バター、ついに溶ける
トーストに、硬いバターを塗りたくる。バターが硬過ぎてトーストが負けた。この凹んだパン、冬だな。早く春にならんかな。
がちがちのバターに負けるパンは、私みたいだ。バターの重さに耐えられずに、春が来るのを、じっと待っている。いつ来るかも知らずに。
「なんでお前、いっつもそんな勉強してんの?」
なんだこいつ、学年一位が、嫌味かよ。腹立つ野郎だ。
「なんだっていいでしょ」
「いや、そんな頑張る理由があるのかなあって。純粋な疑問」
「バカにしてんの?」
「まさか、尊敬してるよ。俺はテスト前以外勉強したくないからな」
腹立つ、腹立つが認めざるを得ない。こいつと私じゃ、きっと地頭が違うんだろう。頑張って頑張って万年二位の私と、ちょっと勉強しただけで毎回学年一位のこいつ。こいつのパンは、バターには負けないだろうな。これからはこいつをフランスパンと呼ぼう。
「その問題、まじでむずいよな。俺も最初わかんなかった」
今はわかるって自慢したいのか? 生意気なやつめ。私は20分この問題と格闘してるというのに。
「バカにしてんの?」
「まさか、尊敬してるよ」
バカにしているようだ。
「ため息つくなよ」
ため息ぐらい吐かせてくれ。学年一位、サッカー部エース、顔はイケメン、神はどうしてこいつにこんな属性をほいほい与えたんだ?
「なんで勉強してんの?」
こいつは壊れたロボットか? そんなに知りたいなら教えてやるよ。
「学年一位になったら、スマホ買ってくれるらしいから」
フランスパンは目を見開いてびっくりしている。そりゃそうか、今の時代にそぐわない教育方針だ。
「あー、大変なんだな。聞いて悪かった」
そう、こいつはいいやつ属性も持ち合わせてやがる。いいやつなんだよな。
「謝らないで、代わりにこの問題教えて」
そう、こいつは勉強も教えてくれる、いいやつだ。もっと、すごい嫌なやつだったら、恨むことができたのに。

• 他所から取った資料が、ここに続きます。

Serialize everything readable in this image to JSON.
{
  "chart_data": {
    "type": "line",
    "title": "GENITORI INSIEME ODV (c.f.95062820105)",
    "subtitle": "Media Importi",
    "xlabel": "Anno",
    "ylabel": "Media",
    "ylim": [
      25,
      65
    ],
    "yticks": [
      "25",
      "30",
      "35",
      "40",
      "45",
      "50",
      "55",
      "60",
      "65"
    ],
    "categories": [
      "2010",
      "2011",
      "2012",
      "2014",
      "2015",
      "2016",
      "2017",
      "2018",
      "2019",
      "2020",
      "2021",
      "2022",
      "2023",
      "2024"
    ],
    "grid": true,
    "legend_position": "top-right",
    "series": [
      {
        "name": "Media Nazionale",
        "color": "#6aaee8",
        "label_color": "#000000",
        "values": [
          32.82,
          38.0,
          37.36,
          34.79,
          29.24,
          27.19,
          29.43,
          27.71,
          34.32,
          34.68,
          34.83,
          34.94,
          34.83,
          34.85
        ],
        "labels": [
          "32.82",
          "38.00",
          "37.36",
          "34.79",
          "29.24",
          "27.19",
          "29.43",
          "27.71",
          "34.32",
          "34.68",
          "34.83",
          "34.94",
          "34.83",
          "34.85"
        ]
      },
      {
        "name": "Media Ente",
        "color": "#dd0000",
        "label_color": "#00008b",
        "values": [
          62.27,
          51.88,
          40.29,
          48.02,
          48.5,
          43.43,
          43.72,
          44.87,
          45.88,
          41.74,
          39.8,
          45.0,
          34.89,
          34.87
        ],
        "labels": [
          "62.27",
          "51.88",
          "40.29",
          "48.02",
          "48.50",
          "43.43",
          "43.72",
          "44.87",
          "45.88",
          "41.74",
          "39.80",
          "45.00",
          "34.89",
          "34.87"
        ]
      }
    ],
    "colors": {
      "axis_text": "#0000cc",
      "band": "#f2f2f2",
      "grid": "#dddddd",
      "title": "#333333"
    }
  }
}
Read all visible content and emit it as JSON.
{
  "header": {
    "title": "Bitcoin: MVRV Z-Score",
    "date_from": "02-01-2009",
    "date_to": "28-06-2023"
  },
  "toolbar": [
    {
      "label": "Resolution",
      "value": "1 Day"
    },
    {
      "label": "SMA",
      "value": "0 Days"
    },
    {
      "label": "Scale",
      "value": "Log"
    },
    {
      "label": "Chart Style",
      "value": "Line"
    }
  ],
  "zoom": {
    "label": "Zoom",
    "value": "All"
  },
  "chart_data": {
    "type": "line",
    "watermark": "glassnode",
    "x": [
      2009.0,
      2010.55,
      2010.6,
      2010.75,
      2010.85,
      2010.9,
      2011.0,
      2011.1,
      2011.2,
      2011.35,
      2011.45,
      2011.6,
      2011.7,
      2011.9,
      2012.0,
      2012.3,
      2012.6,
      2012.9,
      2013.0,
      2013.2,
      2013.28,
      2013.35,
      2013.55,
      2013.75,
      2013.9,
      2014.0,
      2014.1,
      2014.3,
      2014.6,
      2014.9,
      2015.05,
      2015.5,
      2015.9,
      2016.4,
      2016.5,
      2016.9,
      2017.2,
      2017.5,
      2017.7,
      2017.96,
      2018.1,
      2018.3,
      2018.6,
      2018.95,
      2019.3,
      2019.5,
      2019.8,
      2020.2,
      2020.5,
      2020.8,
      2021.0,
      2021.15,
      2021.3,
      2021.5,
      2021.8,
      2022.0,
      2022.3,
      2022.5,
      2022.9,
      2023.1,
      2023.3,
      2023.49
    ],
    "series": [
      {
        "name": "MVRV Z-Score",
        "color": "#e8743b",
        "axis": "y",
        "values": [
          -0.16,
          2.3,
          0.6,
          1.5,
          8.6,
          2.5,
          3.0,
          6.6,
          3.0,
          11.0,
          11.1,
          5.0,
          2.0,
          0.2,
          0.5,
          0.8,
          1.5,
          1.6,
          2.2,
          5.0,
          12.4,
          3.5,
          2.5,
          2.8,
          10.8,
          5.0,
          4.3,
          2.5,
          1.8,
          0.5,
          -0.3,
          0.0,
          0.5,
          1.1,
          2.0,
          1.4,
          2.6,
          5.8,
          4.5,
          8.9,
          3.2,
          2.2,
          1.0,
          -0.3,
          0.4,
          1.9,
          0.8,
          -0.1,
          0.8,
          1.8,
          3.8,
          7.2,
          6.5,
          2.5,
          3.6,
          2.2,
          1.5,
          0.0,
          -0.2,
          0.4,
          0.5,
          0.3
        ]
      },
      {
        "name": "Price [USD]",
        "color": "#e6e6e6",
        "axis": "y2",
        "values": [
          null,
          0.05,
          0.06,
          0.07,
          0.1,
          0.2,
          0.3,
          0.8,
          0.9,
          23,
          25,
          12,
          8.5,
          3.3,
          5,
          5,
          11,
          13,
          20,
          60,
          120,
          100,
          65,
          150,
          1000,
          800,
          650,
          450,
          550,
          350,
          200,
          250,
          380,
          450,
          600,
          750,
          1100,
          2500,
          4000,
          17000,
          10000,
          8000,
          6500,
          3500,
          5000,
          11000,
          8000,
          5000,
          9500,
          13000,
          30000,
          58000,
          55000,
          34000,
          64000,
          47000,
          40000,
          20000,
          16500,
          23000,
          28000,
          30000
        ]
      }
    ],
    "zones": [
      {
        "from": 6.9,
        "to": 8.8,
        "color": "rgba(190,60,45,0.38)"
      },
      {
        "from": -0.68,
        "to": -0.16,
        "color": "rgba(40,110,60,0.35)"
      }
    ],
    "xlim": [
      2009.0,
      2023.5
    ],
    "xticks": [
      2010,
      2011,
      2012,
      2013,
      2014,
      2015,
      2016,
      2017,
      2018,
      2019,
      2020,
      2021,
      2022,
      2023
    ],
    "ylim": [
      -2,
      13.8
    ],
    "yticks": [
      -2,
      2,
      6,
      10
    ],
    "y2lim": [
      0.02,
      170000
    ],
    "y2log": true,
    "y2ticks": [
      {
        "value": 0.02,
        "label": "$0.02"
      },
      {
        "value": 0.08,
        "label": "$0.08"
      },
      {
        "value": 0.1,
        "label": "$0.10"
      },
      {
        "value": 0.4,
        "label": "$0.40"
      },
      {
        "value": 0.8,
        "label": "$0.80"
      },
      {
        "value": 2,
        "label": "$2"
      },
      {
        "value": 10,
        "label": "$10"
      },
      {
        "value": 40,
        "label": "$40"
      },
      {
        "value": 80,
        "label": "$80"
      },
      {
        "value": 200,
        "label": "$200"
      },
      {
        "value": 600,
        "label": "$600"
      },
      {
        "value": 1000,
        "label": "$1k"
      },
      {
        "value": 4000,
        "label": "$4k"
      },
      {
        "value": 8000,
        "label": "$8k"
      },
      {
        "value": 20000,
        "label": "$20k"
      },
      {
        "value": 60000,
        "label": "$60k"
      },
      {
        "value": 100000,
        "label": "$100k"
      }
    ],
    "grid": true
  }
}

まだ、春は来ない。今日のトーストも、バターに負けて凹んだ。
「勉強は、最近頑張ってるの」
「うん、頑張ってるよ」
「お父さんみたいに、弁護士の先生になるために、頑張るのよ。学年一位を目指しなさい」
「うん、頑張る」
弁護士になりたいなんて、一言もいったことないよ、お母さん。
今回も学年二位だろうな。手応えは、いつもと同じだった。成績を確認すると、やっぱり二位だ。
「今回は、まじで難しかったよな」
「そうだね。今回も一位だった?」
「うん、そっちは?」
「二位だよ。変わらずに」
きっと変わらない、ずっと変わらないんだろう。この関係も、母との関係も、私が勉強し続けるのも。
「なあ、なんで勉強してんの?」
「何度目の問いだよ。こないだ答えただろ」
「ずっと、苦しそうだから」
やめろよ、泣きそうになる。
「じゃあ、次のテスト手加減してよ」
「それで満足するんか」
するわけねえだろ。
「バカにしてんの?」
「してない。俺はお前をずっと尊敬してるよ」
バカにしてないなら、じゃあ、じゃあ、
「なんでそんなに私に優しくするの?」
「え、まだ気づかん? お前のこと好きだからだけど」
バターが急激に溶けて、私に染み込む。